The next day- you physically cannot move. “HELL YES SCORE! I LOVE THIS FEELING”.
The next week, the same scenario goes down, but you decide to jump up by 20 lbs ea side (that’s a 40lbs jump), & completely wreck yourself so you don’t revisit squats for some time… bringing you below square 1.
When I made my post about Maximal Recoverable Volume (MRV) last week, it was really well received. However, it left people thinking…how do I know what my MRV would even be?
The best way to determine your MRV would be to slowly progress yourselves until there is performance reduction.
Let’s say you’re squatting 225 for sets of 10, and you add 1 set per week, and you can no longer hit the 10 reps, then you’ve reached a point where you pushed past your MRV.
Or another way, which is more biofeedback related, is to go through a mental checklist:
-Do things feel unnecessarily heavy?
-Is my desire to train way too low?
-Is sleep off track and hunger down?
With finding the magic number of sets and reps, it takes time. You won’t get it down 4,6, or even 8 weeks back into the gym.

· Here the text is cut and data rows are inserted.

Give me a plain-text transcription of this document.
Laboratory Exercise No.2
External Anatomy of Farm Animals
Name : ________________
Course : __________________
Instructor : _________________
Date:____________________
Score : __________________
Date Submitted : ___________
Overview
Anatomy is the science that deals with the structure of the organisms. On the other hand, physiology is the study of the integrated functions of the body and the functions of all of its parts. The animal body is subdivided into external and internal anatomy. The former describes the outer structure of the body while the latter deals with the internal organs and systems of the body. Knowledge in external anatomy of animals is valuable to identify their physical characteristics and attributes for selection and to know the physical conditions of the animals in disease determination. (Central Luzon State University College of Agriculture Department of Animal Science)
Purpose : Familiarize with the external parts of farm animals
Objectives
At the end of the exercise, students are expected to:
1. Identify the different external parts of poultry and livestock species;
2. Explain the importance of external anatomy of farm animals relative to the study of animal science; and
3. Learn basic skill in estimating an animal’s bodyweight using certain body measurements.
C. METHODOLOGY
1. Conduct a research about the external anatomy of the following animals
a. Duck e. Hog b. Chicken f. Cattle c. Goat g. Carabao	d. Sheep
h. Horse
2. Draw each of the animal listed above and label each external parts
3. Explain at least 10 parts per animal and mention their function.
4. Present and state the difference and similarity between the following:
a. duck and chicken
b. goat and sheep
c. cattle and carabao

It will take several cycles to figure out your MRV
Especially, now, volume tolerance is highly variable with the type of training you 1.) like to do, 2.) external stress, 3.) nutrition, 4.)how detrained you are
There is no easy formula.
You must progress, but pay attention to performance and internal markers of increasing too much too fast.
Don’t be that guy/gal praising yourself for crawling out the gym the first day.
It doesn’t do you any good if you don’t come back until a week later!